Kreisjobcenter registriert besten Wert seit drei Jahren.

Der Arbeitsmarkt im Kreis Marburg-Biedenkopf bleibt trotz der Hiobsbotschaften von den Marburger Pharmaunternehmen bislang erstaunlich stabil. Im Vergleich zum Vorjahresmonat ist die Zahl der Arbeitslosen im Dezember sogar um rund 300 Männer und Frauen gesunken. Die Arbeitslosenquote liegt damit Ende 2025 bei 4,4 Prozent. Vor einem Jahr verzeichnete die Agentur für Arbeit 4,8 Prozent, im Februar 2025 waren es sogar fünf Prozent.

Insgesamt sind damit derzeit 6070 Menschen im Bezirk als arbeitslos registriert. Dem stehen 2500 offene Stellen gegenüber. Allerdings suchen die Unternehmen derzeit mehr Mitarbeitende. 411 freie Arbeitsstellen wurden im Dezember neu gemeldet – mehr als im Vorjahr und mehr als im Vormonat. Die meisten Stellen gibt es aktuell bei den Dienstleistungen, im Gesundheits- und Sozialwesen, im Handel, der Instandhaltung sowie bei der Reparatur von Autos.
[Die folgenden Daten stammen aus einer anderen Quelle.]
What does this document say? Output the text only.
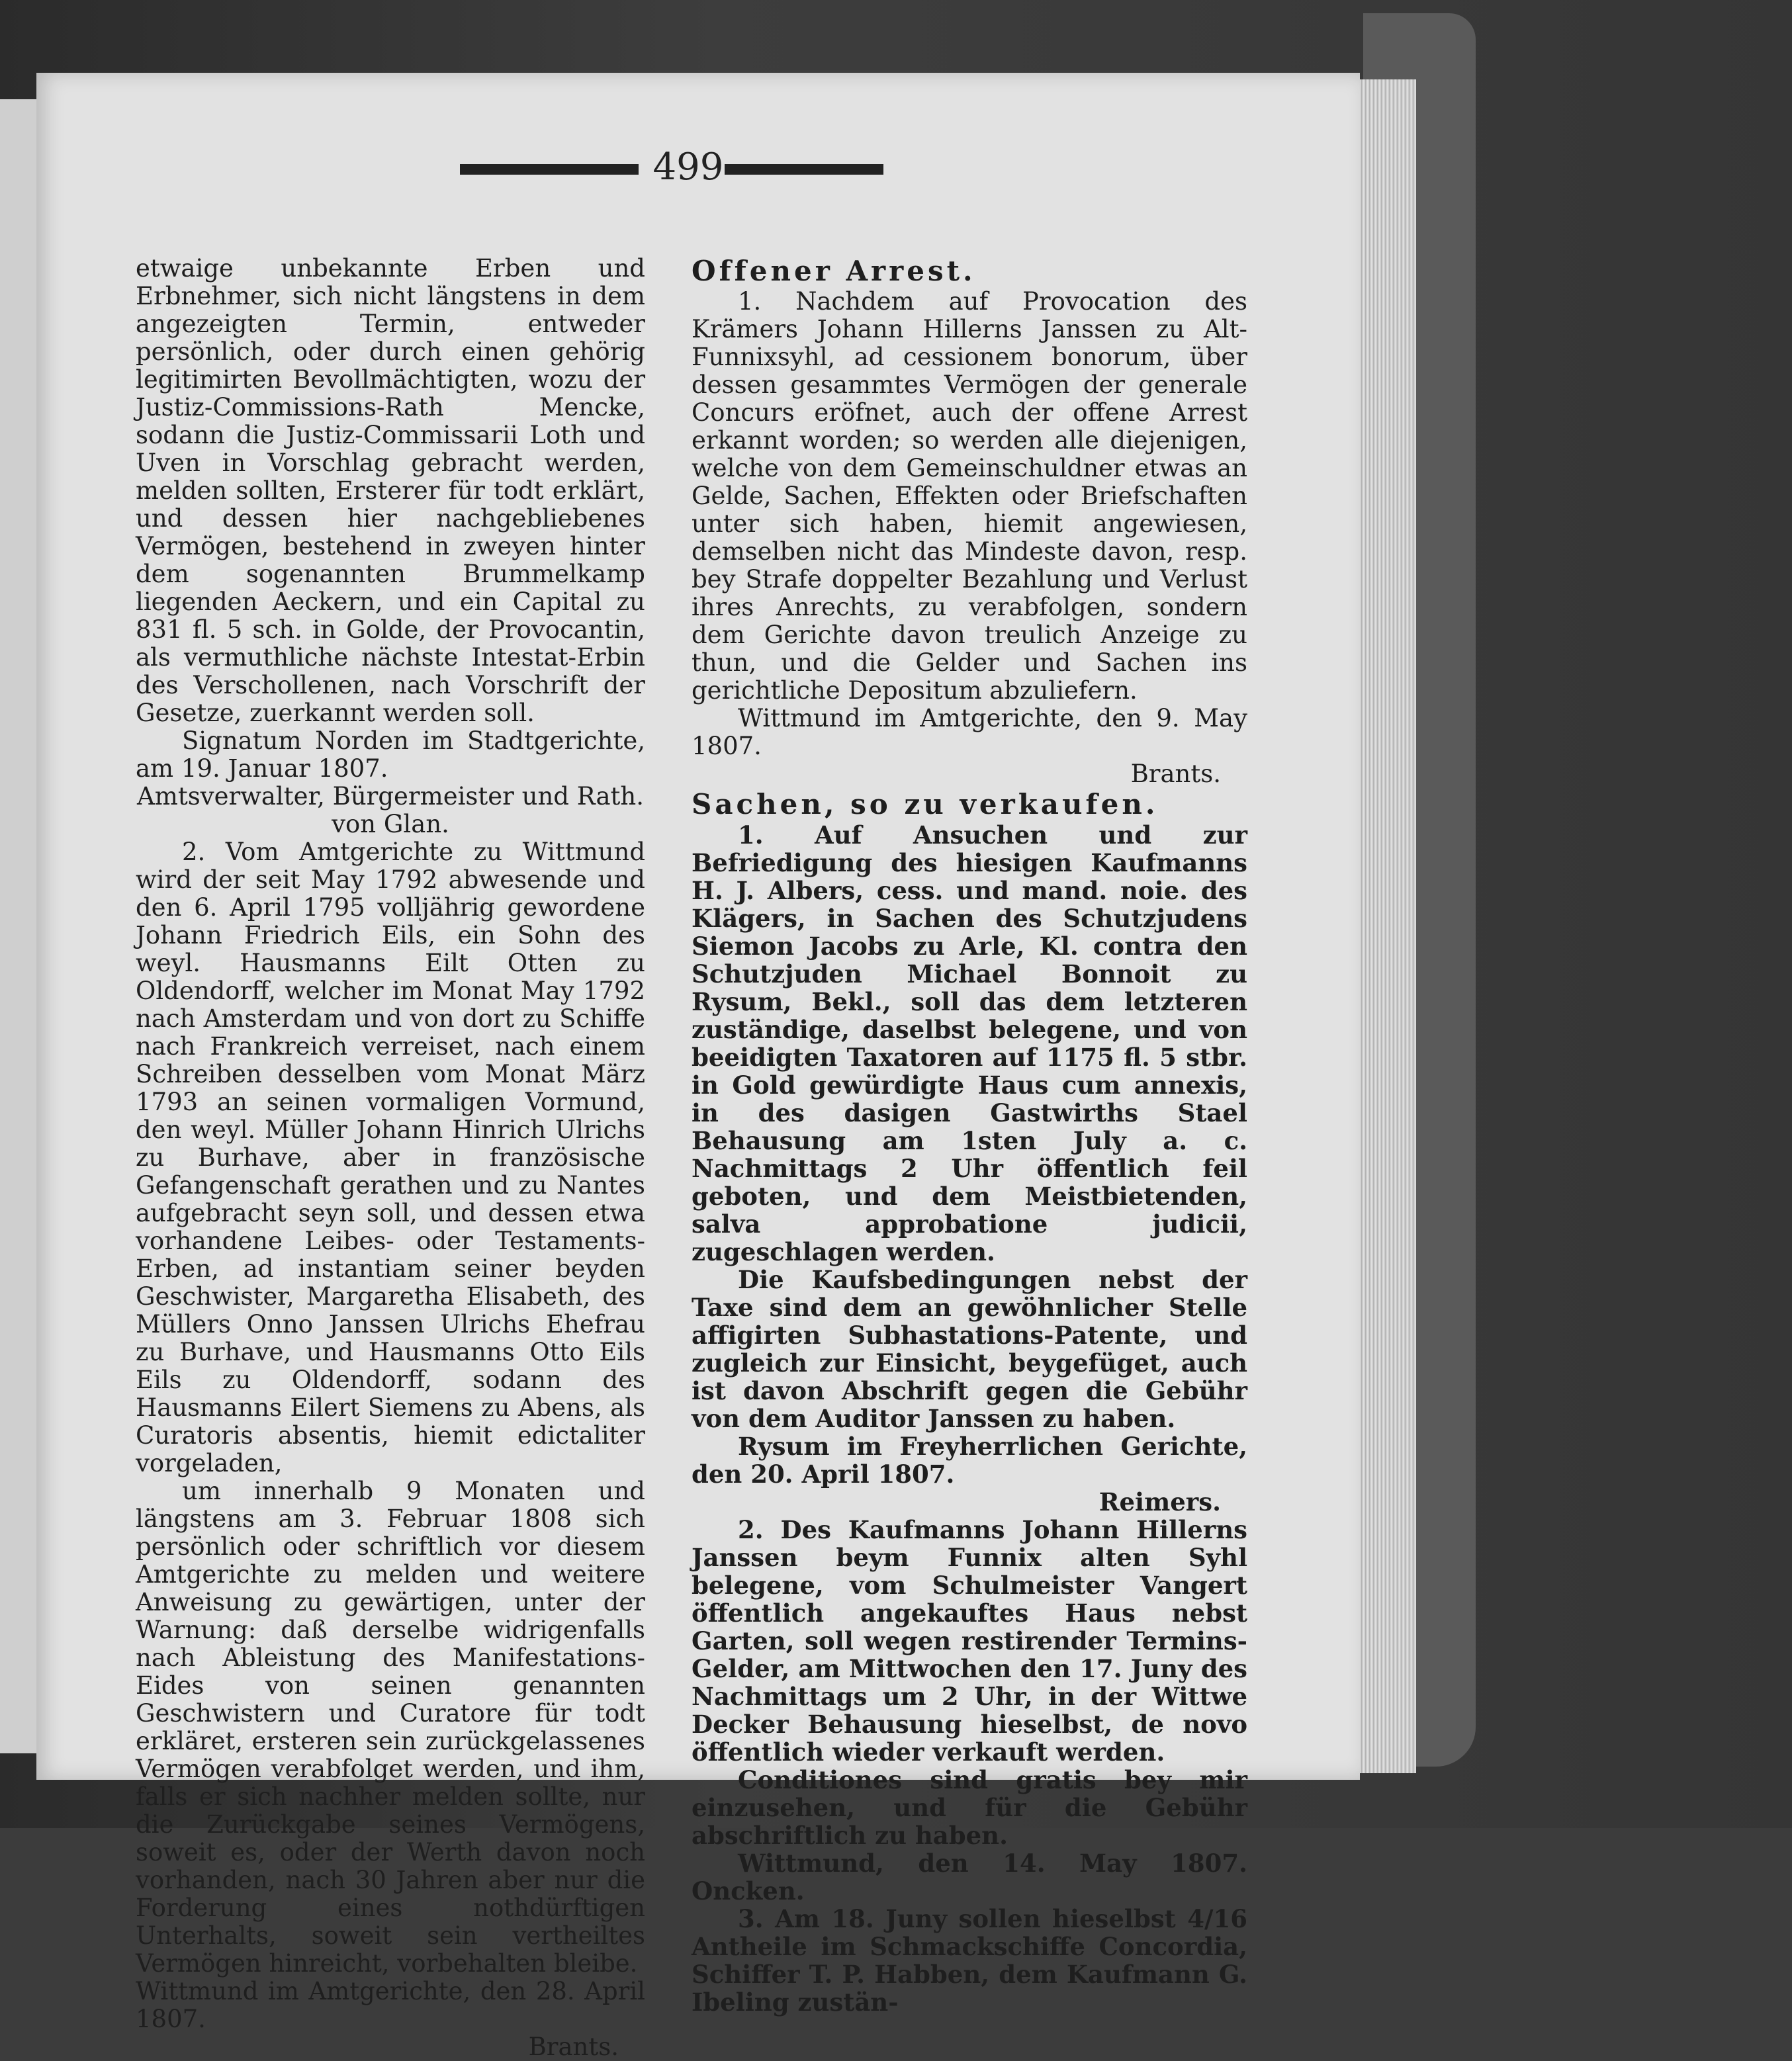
499

etwaige unbekannte Erben und Erbnehmer, sich nicht längstens in dem angezeigten Termin, entweder persönlich, oder durch einen gehörig legitimirten Bevollmächtigten, wozu der Justiz-Commissions-Rath Mencke, sodann die Justiz-Commissarii Loth und Uven in Vorschlag gebracht werden, melden sollten, Ersterer für todt erklärt, und dessen hier nachgebliebenes Vermögen, bestehend in zweyen hinter dem sogenannten Brummelkamp liegenden Aeckern, und ein Capital zu 831 fl. 5 sch. in Golde, der Provocantin, als vermuthliche nächste Intestat-Erbin des Verschollenen, nach Vorschrift der Gesetze, zuerkannt werden soll.

Signatum Norden im Stadtgerichte, am 19. Januar 1807.

Amtsverwalter, Bürgermeister und Rath.

von Glan.

2. Vom Amtgerichte zu Wittmund wird der seit May 1792 abwesende und den 6. April 1795 volljährig gewordene Johann Friedrich Eils, ein Sohn des weyl. Hausmanns Eilt Otten zu Oldendorff, welcher im Monat May 1792 nach Amsterdam und von dort zu Schiffe nach Frankreich verreiset, nach einem Schreiben desselben vom Monat März 1793 an seinen vormaligen Vormund, den weyl. Müller Johann Hinrich Ulrichs zu Burhave, aber in französische Gefangenschaft gerathen und zu Nantes aufgebracht seyn soll, und dessen etwa vorhandene Leibes- oder Testaments-Erben, ad instantiam seiner beyden Geschwister, Margaretha Elisabeth, des Müllers Onno Janssen Ulrichs Ehefrau zu Burhave, und Hausmanns Otto Eils Eils zu Oldendorff, sodann des Hausmanns Eilert Siemens zu Abens, als Curatoris absentis, hiemit edictaliter vorgeladen,

um innerhalb 9 Monaten und längstens am 3. Februar 1808 sich persönlich oder schriftlich vor diesem Amtgerichte zu melden und weitere Anweisung zu gewärtigen, unter der Warnung: daß derselbe widrigenfalls nach Ableistung des Manifestations-Eides von seinen genannten Geschwistern und Curatore für todt erkläret, ersteren sein zurückgelassenes Vermögen verabfolget werden, und ihm, falls er sich nachher melden sollte, nur die Zurückgabe seines Vermögens, soweit es, oder der Werth davon noch vorhanden, nach 30 Jahren aber nur die Forderung eines nothdürftigen Unterhalts, soweit sein vertheiltes Vermögen hinreicht, vorbehalten bleibe.

Wittmund im Amtgerichte, den 28. April 1807.

Brants.

Offener Arrest.

1. Nachdem auf Provocation des Krämers Johann Hillerns Janssen zu Alt-Funnixsyhl, ad cessionem bonorum, über dessen gesammtes Vermögen der generale Concurs eröfnet, auch der offene Arrest erkannt worden; so werden alle diejenigen, welche von dem Gemeinschuldner etwas an Gelde, Sachen, Effekten oder Briefschaften unter sich haben, hiemit angewiesen, demselben nicht das Mindeste davon, resp. bey Strafe doppelter Bezahlung und Verlust ihres Anrechts, zu verabfolgen, sondern dem Gerichte davon treulich Anzeige zu thun, und die Gelder und Sachen ins gerichtliche Depositum abzuliefern.

Wittmund im Amtgerichte, den 9. May 1807.

Brants.

Sachen, so zu verkaufen.

1. Auf Ansuchen und zur Befriedigung des hiesigen Kaufmanns H. J. Albers, cess. und mand. noie. des Klägers, in Sachen des Schutzjudens Siemon Jacobs zu Arle, Kl. contra den Schutzjuden Michael Bonnoit zu Rysum, Bekl., soll das dem letzteren zuständige, daselbst belegene, und von beeidigten Taxatoren auf 1175 fl. 5 stbr. in Gold gewürdigte Haus cum annexis, in des dasigen Gastwirths Stael Behausung am 1sten July a. c. Nachmittags 2 Uhr öffentlich feil geboten, und dem Meistbietenden, salva approbatione judicii, zugeschlagen werden.

Die Kaufsbedingungen nebst der Taxe sind dem an gewöhnlicher Stelle affigirten Subhastations-Patente, und zugleich zur Einsicht, beygefüget, auch ist davon Abschrift gegen die Gebühr von dem Auditor Janssen zu haben.

Rysum im Freyherrlichen Gerichte, den 20. April 1807.

Reimers.

2. Des Kaufmanns Johann Hillerns Janssen beym Funnix alten Syhl belegene, vom Schulmeister Vangert öffentlich angekauftes Haus nebst Garten, soll wegen restirender Termins-Gelder, am Mittwochen den 17. Juny des Nachmittags um 2 Uhr, in der Wittwe Decker Behausung hieselbst, de novo öffentlich wieder verkauft werden.

Conditiones sind gratis bey mir einzusehen, und für die Gebühr abschriftlich zu haben.

Wittmund, den 14. May 1807. Oncken.

3. Am 18. Juny sollen hieselbst 4/16 Antheile im Schmackschiffe Concordia, Schiffer T. P. Habben, dem Kaufmann G. Ibeling zustän-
Weitgehend unverändert blieb die Zahl der Kurzarbeiter, die aktuell bei rund 350 Menschen in 19 Betrieben liegt.

Regional betrachtet hat der Bezirk Marburg die höchste Arbeitslosenquote (4,8 Prozent), gefolgt von Biedenkopf (4,2 Prozent) und Stadtallendorf (3,8 Prozent). Von den Verbesserungen auf dem Arbeitsmarkt profitieren vor allem Frauen und Ausländer. Das zeigt sich sowohl beim Arbeitslosengeld als auch beim Bürgergeld.
Das zeigt sich auch im Kreisjobcenter. Nach der aktuellen Statistik ist die Zahl der erwerbsfähigen Leistungsberechtigten im Kreis Marburg-Biedenkopf auf knapp 3800 Menschen gesunken (1,5 Prozent weniger als im Vormonat): „Das ist der beste Wert seit drei Jahren und eine schöne Bestätigung unserer Arbeit“, betont der Erste Kreisbeigeordnete, Peter Neidel. Für 2026 will das Kreisjobcenter den Schwerpunkt vor allem auf die Jugendarbeitslosigkeit legen.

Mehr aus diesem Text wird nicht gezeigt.